Redaguoti

Bendrinti naudojant


Load to Delta Lake table

The Lakehouse in Microsoft Fabric provides a feature to efficiently load common file types to an optimized Delta table ready for analytics. The Load to Table feature allows users to load a single file or a folder of files to a table. This feature increases productivity for data engineers by allowing them to quickly use a right-click action to enable table loading on files and folders. Loading to the table is also a no-code experience, which lowers the entry bar for all personas.

Load to Table capabilities overview

Here's a list of features that we enabled in the integrated load to table experience to provide our users with flexibility while increasing their productivity:

  • Supported file types: This feature currently only supports loading PARQUET or CSV file types. File extension case doesn't matter.

  • Single-file load: Users can load a single file of their choice in one of the supported formats by selecting "Load to Delta Table" in the context menu action of the file.

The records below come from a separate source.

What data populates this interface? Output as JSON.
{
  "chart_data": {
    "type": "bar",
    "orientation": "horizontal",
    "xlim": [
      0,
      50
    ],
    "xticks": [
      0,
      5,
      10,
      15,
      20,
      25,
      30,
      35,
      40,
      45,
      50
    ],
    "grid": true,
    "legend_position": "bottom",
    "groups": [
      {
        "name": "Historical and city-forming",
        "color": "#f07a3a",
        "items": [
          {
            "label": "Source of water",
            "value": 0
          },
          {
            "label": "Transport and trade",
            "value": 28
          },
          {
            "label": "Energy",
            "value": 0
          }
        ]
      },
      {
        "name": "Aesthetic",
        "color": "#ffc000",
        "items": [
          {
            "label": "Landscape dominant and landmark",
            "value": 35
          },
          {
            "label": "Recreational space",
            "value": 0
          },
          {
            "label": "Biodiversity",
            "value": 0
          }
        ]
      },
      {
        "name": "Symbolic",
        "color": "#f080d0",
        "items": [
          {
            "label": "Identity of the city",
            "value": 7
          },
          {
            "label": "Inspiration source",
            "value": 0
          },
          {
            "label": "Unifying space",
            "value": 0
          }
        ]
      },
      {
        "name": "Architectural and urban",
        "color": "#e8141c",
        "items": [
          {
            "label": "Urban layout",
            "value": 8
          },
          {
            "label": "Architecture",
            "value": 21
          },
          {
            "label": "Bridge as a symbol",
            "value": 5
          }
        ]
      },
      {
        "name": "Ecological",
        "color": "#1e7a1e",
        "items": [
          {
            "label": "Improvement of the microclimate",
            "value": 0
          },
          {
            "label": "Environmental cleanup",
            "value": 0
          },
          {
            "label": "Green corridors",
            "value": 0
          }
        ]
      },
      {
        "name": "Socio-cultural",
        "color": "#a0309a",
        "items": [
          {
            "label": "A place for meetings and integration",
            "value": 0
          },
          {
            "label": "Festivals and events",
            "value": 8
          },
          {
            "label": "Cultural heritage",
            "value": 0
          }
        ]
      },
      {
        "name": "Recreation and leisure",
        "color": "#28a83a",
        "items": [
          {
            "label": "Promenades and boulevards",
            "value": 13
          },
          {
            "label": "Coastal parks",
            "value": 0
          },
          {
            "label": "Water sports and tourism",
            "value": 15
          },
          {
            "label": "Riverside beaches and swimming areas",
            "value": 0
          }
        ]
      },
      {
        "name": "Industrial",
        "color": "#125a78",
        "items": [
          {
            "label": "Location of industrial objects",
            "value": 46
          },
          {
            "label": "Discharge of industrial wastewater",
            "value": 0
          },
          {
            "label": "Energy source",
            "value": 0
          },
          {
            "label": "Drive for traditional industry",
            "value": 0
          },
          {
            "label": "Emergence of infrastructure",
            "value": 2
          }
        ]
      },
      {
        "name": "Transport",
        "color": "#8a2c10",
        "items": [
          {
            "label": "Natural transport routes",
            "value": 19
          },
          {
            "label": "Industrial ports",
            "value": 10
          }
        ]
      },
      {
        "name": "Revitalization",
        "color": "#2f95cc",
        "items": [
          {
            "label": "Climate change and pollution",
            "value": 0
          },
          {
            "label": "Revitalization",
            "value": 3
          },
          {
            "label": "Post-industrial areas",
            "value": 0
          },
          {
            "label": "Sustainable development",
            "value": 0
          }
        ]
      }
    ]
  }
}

  • Folder-level load: You can load all files under a folder and its subfolders at once by selecting "Load to Delta Table" after clicking on a folder. This feature automatically traverses all files and loads them to a Delta Table. It's important to note that only files of the same type can be loaded at the same time to a table.

  • Load to new and existing table: User can choose to load their files and folders to a new table or an existing table of their choice. If they decide to choose to load to an existing table, they can either append or overwrite their data in the table.

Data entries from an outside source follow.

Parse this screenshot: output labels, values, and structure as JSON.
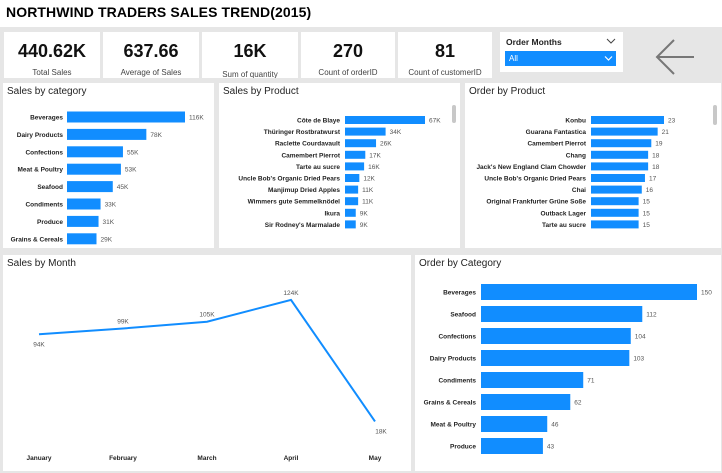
{
  "title": "NORTHWIND TRADERS SALES TREND(2015)",
  "kpis": [
    {
      "value": "440.62K",
      "label": "Total Sales"
    },
    {
      "value": "637.66",
      "label": "Average of Sales"
    },
    {
      "value": "16K",
      "label": "Sum of quantity"
    },
    {
      "value": "270",
      "label": "Count of orderID"
    },
    {
      "value": "81",
      "label": "Count of customerID"
    }
  ],
  "slicer": {
    "title": "Order Months",
    "selected": "All"
  },
  "colors": {
    "bar": "#118dff",
    "background": "#e6e6e6"
  },
  "sales_by_category": {
    "title": "Sales by category",
    "chart_data": {
      "type": "bar",
      "categories": [
        "Beverages",
        "Dairy Products",
        "Confections",
        "Meat & Poultry",
        "Seafood",
        "Condiments",
        "Produce",
        "Grains & Cereals"
      ],
      "values": [
        116,
        78,
        55,
        53,
        45,
        33,
        31,
        29
      ],
      "value_labels": [
        "116K",
        "78K",
        "55K",
        "53K",
        "45K",
        "33K",
        "31K",
        "29K"
      ],
      "orientation": "horizontal"
    }
  },
  "sales_by_product": {
    "title": "Sales by Product",
    "chart_data": {
      "type": "bar",
      "categories": [
        "Côte de Blaye",
        "Thüringer Rostbratwurst",
        "Raclette Courdavault",
        "Camembert Pierrot",
        "Tarte au sucre",
        "Uncle Bob's Organic Dried Pears",
        "Manjimup Dried Apples",
        "Wimmers gute Semmelknödel",
        "Ikura",
        "Sir Rodney's Marmalade"
      ],
      "values": [
        67,
        34,
        26,
        17,
        16,
        12,
        11,
        11,
        9,
        9
      ],
      "value_labels": [
        "67K",
        "34K",
        "26K",
        "17K",
        "16K",
        "12K",
        "11K",
        "11K",
        "9K",
        "9K"
      ],
      "orientation": "horizontal"
    }
  },
  "order_by_product": {
    "title": "Order by Product",
    "chart_data": {
      "type": "bar",
      "categories": [
        "Konbu",
        "Guarana Fantastica",
        "Camembert Pierrot",
        "Chang",
        "Jack's New England Clam Chowder",
        "Uncle Bob's Organic Dried Pears",
        "Chai",
        "Original Frankfurter Grüne Soße",
        "Outback Lager",
        "Tarte au sucre"
      ],
      "values": [
        23,
        21,
        19,
        18,
        18,
        17,
        16,
        15,
        15,
        15
      ],
      "value_labels": [
        "23",
        "21",
        "19",
        "18",
        "18",
        "17",
        "16",
        "15",
        "15",
        "15"
      ],
      "orientation": "horizontal"
    }
  },
  "sales_by_month": {
    "title": "Sales by Month",
    "chart_data": {
      "type": "line",
      "categories": [
        "January",
        "February",
        "March",
        "April",
        "May"
      ],
      "values": [
        94,
        99,
        105,
        124,
        18
      ],
      "value_labels": [
        "94K",
        "99K",
        "105K",
        "124K",
        "18K"
      ]
    }
  },
  "order_by_category": {
    "title": "Order by Category",
    "chart_data": {
      "type": "bar",
      "categories": [
        "Beverages",
        "Seafood",
        "Confections",
        "Dairy Products",
        "Condiments",
        "Grains & Cereals",
        "Meat & Poultry",
        "Produce"
      ],
      "values": [
        150,
        112,
        104,
        103,
        71,
        62,
        46,
        43
      ],
      "value_labels": [
        "150",
        "112",
        "104",
        "103",
        "71",
        "62",
        "46",
        "43"
      ],
      "orientation": "horizontal"
    }
  }
}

  • CSV Source file option: For CSV files, we allow user to specify if their source file includes headers they would like to use as column names. Users can also specify a separator of their choice to override the default comma separator in place.

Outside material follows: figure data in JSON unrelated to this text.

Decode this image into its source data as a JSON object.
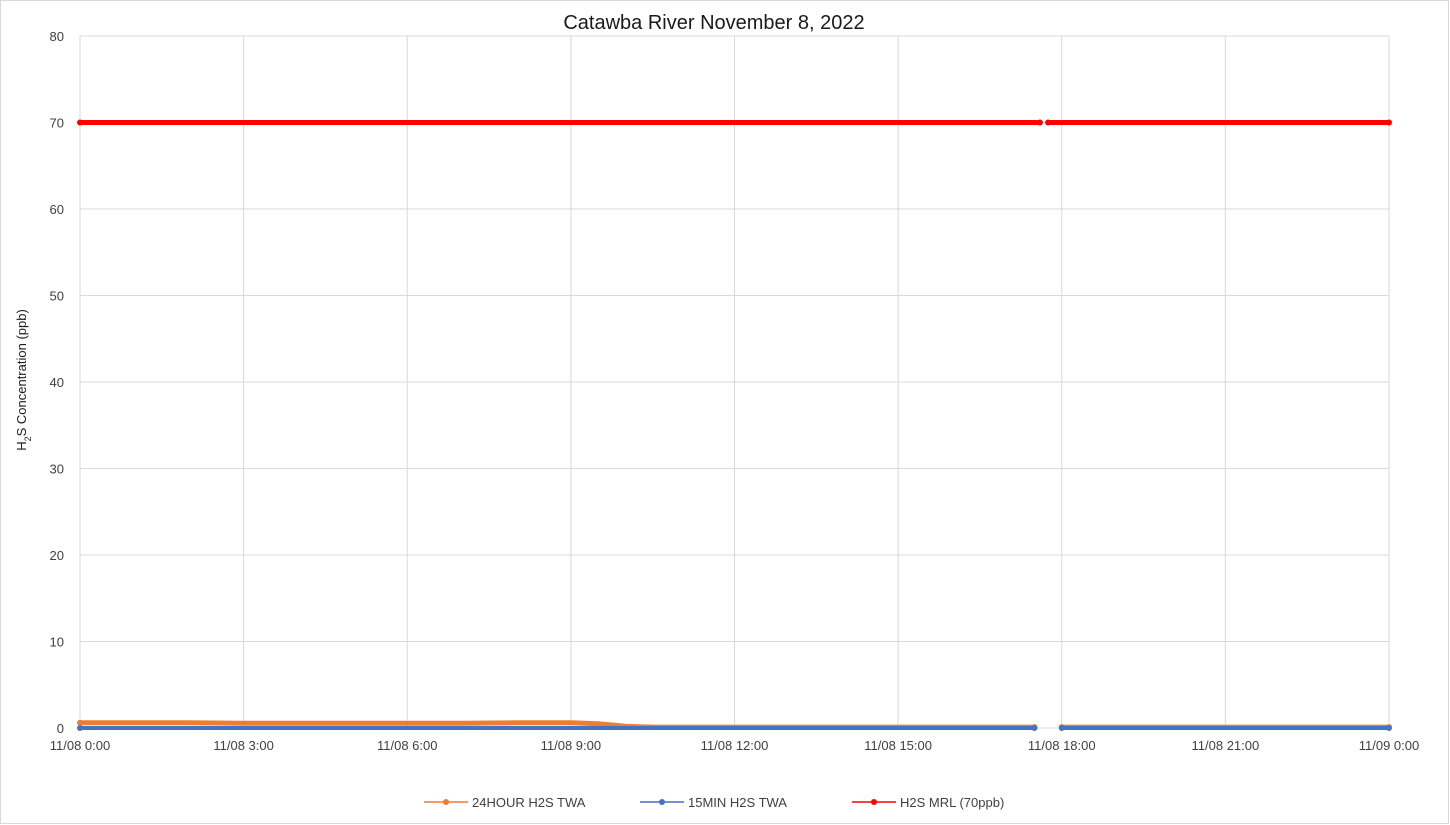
{
  "chart_data": {
    "type": "line",
    "title": "Catawba River November 8, 2022",
    "ylabel_main": "H",
    "ylabel_sub": "2",
    "ylabel_rest": "S Concentration (ppb)",
    "xlabel": "",
    "ylim": [
      0,
      80
    ],
    "yticks": [
      "0",
      "10",
      "20",
      "30",
      "40",
      "50",
      "60",
      "70",
      "80"
    ],
    "xlim_hours": [
      0,
      24
    ],
    "xticks": [
      "11/08 0:00",
      "11/08 3:00",
      "11/08 6:00",
      "11/08 9:00",
      "11/08 12:00",
      "11/08 15:00",
      "11/08 18:00",
      "11/08 21:00",
      "11/09 0:00"
    ],
    "grid": true,
    "legend_position": "bottom",
    "series": [
      {
        "name": "24HOUR H2S TWA",
        "color": "#ED7D31",
        "x": [
          0,
          1,
          2,
          3,
          4,
          5,
          6,
          7,
          8,
          9,
          9.5,
          10,
          10.5,
          11,
          12,
          13,
          14,
          15,
          16,
          16.6,
          16.65,
          17.0,
          17.5,
          17.7,
          18,
          19,
          20,
          21,
          22,
          23,
          24
        ],
        "y": [
          0.6,
          0.6,
          0.6,
          0.55,
          0.55,
          0.55,
          0.55,
          0.55,
          0.6,
          0.6,
          0.5,
          0.2,
          0.1,
          0.1,
          0.1,
          0.1,
          0.1,
          0.1,
          0.1,
          0.1,
          0.1,
          0.1,
          0.1,
          null,
          0.1,
          0.1,
          0.1,
          0.1,
          0.1,
          0.1,
          0.1
        ]
      },
      {
        "name": "15MIN H2S TWA",
        "color": "#4472C4",
        "x": [
          0,
          3,
          6,
          9,
          12,
          15,
          17.5,
          17.7,
          18,
          21,
          24
        ],
        "y": [
          0,
          0,
          0,
          0,
          0,
          0,
          0,
          null,
          0,
          0,
          0
        ]
      },
      {
        "name": "H2S MRL (70ppb)",
        "color": "#FF0000",
        "x": [
          0,
          3,
          6,
          9,
          12,
          15,
          17.6,
          17.7,
          17.75,
          21,
          24
        ],
        "y": [
          70,
          70,
          70,
          70,
          70,
          70,
          70,
          null,
          70,
          70,
          70
        ]
      }
    ]
  }
}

  • Loaded as Delta Tables: Tables are always loaded using the Delta Lake table format with V-Order optimization enabled.

    Gif of overall load folder to table experience.

Note

Currently, you cannot specify the table schema through the Lakehouse UI; you must use a notebook for that purpose.

Validation guidelines and rules

The following standard applies to the Load to table experience:

  • Table names can only contain alphanumeric characters and underscores. It also allows any English letter, upper or lower case, and underscore (_), with a max length of 256 characters. No dashes (-) or space characters are allowed.

  • Text files without column headers are replaced with standard col# notation as the table column names.

  • Column names allow any English letter, upper or lower case, underscore (_), and characters in other language such as Chinese in UTF, length up to 32 characters. Column names are validated during the load action. The Load to Delta algorithm replaces forbidden values with underbar (_). If no proper column name is achieved during validation, the load action fails.

  • For CSV files, separator can't be empty, can't be longer than 8 characters, or use any of the following characters: (, ), [, ],{, }, single quote ('), double quote ("), and white space.